CPython 2.5, which will be released Real Soon Now, is the first
version to ship with new "AST branch", which have been in development
for a long time.

AST branch uses ASDL, Abstract Syntax Description Language

http://asdl.sourceforge.net/ to describe Abstract Syntax Tree data
structure used by CPython compiler. In theory this is language
independant, and the same file could be used to generate C# source

files.

It would be nice, but see below.

Having the same AST for Python implementations will be good for

applications and libraries using Python implementations's internal
parsers and compilers. Currently, those using CPython parser module or
compiler package can't be easily ported to IronPython.

What do you think?


I have talked to Jim Hugunin about this very topic at the last PyCon.  He pointed out that IronPython was started before he knew about the AST branch so that's why he didn't use it.  Plus, by the time he did know, it was too late to switch right then and there.
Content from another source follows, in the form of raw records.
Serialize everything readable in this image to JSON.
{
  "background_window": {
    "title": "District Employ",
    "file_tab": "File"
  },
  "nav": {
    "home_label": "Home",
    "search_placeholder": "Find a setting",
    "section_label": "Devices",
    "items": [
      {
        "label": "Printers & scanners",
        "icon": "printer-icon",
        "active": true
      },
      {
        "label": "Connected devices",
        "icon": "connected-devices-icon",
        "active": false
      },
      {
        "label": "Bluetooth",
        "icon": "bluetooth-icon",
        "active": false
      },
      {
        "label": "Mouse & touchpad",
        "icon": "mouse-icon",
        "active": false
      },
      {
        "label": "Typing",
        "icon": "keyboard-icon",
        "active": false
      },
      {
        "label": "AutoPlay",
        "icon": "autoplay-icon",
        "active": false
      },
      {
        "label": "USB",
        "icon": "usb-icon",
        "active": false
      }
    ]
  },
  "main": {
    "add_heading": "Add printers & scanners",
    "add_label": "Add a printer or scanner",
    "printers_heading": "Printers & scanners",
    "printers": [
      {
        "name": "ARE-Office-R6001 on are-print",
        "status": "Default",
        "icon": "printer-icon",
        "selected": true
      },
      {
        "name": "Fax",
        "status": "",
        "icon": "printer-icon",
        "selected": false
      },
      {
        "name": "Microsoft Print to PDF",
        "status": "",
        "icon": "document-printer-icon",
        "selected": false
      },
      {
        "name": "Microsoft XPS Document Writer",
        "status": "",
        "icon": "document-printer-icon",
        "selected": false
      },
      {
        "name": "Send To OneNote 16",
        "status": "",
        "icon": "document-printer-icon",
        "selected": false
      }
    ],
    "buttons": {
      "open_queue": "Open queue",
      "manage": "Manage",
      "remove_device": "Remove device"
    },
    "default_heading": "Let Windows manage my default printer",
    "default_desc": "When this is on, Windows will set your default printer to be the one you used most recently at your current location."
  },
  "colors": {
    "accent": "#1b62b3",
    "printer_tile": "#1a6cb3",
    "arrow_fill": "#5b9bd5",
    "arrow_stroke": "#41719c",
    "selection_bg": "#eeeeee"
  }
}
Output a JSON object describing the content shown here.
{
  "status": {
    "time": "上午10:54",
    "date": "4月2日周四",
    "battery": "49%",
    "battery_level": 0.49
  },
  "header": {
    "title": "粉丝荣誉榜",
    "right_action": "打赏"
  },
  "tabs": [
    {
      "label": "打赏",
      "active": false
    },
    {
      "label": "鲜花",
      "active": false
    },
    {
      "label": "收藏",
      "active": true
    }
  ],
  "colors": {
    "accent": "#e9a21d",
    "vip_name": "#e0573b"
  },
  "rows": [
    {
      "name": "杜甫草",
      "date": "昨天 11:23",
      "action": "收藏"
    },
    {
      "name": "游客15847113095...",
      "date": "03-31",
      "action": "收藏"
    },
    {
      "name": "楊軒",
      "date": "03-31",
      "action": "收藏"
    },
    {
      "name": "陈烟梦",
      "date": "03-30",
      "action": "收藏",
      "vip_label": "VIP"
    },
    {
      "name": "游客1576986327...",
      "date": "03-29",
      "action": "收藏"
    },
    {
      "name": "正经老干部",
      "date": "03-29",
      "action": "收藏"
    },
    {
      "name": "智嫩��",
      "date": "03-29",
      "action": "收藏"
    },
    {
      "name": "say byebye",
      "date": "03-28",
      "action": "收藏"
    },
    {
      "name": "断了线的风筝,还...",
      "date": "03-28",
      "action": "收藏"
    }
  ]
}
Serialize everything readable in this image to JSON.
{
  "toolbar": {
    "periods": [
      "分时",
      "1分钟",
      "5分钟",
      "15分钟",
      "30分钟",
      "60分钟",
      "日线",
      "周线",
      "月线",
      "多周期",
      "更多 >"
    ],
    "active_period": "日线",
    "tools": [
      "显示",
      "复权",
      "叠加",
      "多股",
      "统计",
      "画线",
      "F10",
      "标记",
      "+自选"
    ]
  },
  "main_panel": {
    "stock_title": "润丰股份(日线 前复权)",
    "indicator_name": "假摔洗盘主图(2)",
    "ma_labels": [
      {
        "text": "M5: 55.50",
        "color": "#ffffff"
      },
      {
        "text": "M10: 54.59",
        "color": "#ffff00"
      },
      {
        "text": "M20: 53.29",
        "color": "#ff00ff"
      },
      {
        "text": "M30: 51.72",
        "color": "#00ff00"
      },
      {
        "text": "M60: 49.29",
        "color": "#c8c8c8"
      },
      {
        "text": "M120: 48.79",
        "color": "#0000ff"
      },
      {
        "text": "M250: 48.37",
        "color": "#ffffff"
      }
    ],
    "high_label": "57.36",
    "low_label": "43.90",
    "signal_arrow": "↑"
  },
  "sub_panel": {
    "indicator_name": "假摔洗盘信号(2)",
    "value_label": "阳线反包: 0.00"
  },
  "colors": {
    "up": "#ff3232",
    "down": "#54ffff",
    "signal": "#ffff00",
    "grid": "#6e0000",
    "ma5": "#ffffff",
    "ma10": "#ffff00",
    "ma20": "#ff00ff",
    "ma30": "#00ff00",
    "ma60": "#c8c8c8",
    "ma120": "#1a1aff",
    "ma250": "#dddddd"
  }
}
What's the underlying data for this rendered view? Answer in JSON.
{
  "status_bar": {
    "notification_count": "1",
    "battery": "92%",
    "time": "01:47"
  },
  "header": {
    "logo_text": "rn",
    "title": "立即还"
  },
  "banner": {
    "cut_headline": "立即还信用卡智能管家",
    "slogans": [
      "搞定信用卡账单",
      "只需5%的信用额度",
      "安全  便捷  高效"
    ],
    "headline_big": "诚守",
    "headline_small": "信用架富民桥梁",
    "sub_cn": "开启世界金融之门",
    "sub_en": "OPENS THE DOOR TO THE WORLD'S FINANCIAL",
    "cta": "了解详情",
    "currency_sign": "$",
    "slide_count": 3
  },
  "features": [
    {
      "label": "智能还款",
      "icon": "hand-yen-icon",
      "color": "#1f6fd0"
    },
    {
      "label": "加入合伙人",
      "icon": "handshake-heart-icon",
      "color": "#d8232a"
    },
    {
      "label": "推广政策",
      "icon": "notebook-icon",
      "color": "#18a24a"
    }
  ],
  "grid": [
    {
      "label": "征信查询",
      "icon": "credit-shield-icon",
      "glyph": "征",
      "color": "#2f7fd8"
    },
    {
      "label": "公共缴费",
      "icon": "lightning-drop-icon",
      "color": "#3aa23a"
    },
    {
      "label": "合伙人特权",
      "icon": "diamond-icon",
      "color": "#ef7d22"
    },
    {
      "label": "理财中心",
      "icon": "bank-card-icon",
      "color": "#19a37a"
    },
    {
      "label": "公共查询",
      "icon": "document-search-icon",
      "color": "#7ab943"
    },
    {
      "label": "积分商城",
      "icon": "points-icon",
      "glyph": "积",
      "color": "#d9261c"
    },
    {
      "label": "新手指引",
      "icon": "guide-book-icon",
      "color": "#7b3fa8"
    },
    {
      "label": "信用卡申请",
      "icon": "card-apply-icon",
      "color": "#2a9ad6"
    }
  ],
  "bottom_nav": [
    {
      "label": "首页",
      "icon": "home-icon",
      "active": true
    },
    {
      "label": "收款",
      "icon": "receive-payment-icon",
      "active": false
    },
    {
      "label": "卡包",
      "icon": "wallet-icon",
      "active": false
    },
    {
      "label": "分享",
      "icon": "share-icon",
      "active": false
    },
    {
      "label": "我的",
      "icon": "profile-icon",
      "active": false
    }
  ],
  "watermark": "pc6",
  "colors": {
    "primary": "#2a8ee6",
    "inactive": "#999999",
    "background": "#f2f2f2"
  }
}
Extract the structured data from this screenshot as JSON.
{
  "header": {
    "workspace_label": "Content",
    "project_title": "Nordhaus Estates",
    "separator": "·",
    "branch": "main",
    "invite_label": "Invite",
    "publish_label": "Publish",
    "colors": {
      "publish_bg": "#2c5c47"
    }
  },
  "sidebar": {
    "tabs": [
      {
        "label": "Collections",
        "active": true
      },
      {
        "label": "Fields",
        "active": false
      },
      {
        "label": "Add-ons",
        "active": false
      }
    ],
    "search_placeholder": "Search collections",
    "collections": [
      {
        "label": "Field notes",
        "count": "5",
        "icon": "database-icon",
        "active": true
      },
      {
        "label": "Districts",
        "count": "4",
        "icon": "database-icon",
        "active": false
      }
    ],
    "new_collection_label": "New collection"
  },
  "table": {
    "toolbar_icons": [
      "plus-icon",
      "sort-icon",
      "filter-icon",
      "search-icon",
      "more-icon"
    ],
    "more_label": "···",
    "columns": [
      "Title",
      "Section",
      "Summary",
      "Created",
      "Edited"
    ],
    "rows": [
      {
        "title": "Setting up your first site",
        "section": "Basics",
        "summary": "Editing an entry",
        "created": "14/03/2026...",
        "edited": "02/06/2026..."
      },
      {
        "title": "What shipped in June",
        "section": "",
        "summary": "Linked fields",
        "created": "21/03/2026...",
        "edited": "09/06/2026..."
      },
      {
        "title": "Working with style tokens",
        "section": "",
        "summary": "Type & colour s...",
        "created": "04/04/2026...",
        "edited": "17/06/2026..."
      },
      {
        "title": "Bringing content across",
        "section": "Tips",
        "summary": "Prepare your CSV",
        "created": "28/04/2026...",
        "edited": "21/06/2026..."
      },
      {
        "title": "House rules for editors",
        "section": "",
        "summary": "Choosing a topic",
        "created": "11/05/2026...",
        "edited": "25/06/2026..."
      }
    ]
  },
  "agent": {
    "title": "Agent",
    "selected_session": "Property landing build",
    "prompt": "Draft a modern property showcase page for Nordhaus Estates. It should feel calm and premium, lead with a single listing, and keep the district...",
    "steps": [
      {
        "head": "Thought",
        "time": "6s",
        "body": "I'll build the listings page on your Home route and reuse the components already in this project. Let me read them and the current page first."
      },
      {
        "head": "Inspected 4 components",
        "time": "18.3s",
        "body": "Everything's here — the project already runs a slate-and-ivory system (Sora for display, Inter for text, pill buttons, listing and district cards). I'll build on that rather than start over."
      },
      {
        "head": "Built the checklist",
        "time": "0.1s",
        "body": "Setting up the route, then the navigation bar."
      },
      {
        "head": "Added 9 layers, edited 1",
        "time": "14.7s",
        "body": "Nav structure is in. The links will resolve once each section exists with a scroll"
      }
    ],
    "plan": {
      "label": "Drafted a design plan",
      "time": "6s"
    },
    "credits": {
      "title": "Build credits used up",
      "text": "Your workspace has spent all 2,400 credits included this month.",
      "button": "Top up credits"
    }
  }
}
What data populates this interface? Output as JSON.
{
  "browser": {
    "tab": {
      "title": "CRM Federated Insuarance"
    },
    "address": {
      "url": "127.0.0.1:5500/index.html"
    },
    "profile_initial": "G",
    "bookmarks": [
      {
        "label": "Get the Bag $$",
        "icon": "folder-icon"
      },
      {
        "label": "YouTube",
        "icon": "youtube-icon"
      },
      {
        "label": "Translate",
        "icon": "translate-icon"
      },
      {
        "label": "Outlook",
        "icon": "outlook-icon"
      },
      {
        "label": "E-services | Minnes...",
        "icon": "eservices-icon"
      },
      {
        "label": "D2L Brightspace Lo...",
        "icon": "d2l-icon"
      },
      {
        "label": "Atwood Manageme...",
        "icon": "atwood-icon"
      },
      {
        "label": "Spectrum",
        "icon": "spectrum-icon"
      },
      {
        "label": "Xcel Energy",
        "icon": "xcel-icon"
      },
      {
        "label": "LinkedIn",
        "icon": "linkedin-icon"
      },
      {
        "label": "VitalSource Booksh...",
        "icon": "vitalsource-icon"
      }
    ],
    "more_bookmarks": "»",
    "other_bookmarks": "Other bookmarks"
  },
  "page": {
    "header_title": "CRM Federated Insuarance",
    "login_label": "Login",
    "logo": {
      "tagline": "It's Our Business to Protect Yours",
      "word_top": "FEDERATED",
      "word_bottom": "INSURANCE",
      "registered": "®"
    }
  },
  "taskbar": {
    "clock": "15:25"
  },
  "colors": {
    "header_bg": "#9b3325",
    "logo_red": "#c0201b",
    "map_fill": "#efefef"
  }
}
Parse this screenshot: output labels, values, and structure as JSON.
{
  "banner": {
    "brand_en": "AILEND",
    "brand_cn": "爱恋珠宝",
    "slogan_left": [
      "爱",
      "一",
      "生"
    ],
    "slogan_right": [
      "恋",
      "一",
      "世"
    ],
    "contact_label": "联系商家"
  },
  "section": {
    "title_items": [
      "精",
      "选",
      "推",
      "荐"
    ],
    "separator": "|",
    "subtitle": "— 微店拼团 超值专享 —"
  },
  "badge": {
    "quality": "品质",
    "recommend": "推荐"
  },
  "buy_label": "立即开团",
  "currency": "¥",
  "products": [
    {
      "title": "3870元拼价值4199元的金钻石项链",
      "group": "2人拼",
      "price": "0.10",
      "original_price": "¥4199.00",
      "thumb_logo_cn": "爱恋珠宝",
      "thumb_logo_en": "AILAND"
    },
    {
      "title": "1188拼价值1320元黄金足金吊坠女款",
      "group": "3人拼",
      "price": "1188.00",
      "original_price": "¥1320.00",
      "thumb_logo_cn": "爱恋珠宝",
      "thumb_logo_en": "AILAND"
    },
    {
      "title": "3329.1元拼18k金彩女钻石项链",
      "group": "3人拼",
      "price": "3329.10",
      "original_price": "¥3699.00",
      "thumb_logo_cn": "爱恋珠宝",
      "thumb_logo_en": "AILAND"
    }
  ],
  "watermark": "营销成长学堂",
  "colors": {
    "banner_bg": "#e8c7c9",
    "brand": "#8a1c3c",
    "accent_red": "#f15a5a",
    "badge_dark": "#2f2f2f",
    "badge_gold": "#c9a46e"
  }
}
As for making the AST branch itself more of a standard, I have talked to Jeremy Hylton about that and he didn't like the idea, at least for now.  The reasons for keeping it as "experimental" in terms of exposure at the Python level is that we do not want to lock ourselves down to some AST spec that we end up changing in the future.  It's the same reasoning behind not officially documenting the marshal format; we want the flexibility.

How best to resolve all of this, I don't know.  I completely understand not wanting to lock ourselves down to an AST too soon.  Might need to wait a little while after the AST has been out in the wild to see what the user response is and then make a decision.